Sometimes the simplest forms take the most time to perfect. Take woodworker and industrial designer Paul Loebach’s Halo program for Roll & Hill. At first glance, it looks modest: spokes of armature keeping aloft an illuminated circle. But its straightforward arrangement belies its versatile identity. In daylight, the fixture acts like sculpture. At night, the skeleton disappears to reveal a bright, forthright focal point.
It began with a prompt from Jason Miller just after he founded Roll & Hill in Brooklyn, which manifested in Loebach sketching a series of rings of decreasing circumferences. Three years of experimentation and fabrication later, the Halo line debuted as a steel chandelier with three or four acrylic rings of LEDs, which look as striking when wrapping a pillar as they do when suspended in space. Pendant versions offer practicality, encompassing the signature circular iteration and adding oval and rectangular options. Sconces are far from wallflowers, instead distilling Halo into room-defining bands of light.

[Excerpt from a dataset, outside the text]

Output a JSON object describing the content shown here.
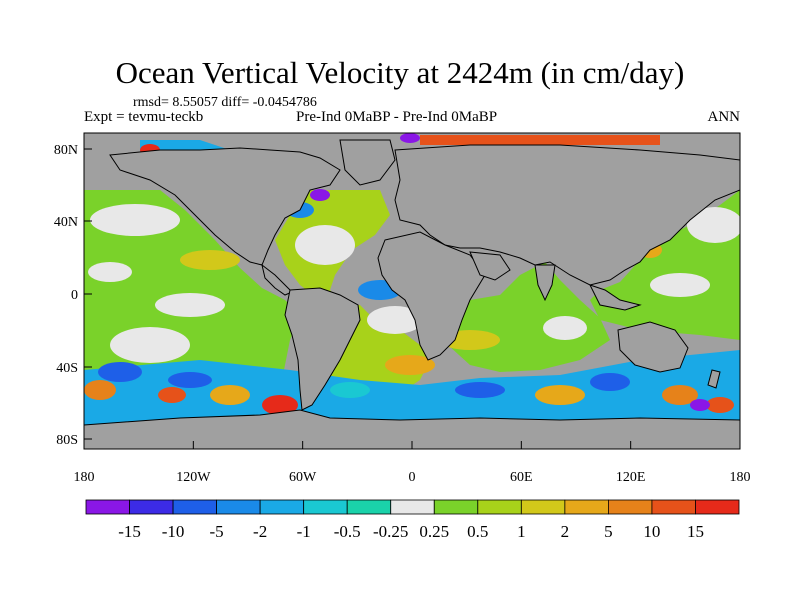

Customizable in number of rings, sizes, finishes, and orientations, Halo takes care of business in public and commercial space—just look up their installation in Rockwell Group’s Amtrak Ticketed Waiting Hall at New York City’s Moynihan Train Hall. They work in smaller office spaces as well, as proven by their placement in the GOOP headquarters in Santa Monica. And designers from Deborah Berke Partners and David Howell Design to Nicole Hollis and Michael K. Chen have made homes for Halo in private residences across the country. They share Loebach’s belief that a perfect bright idea is worth the wait.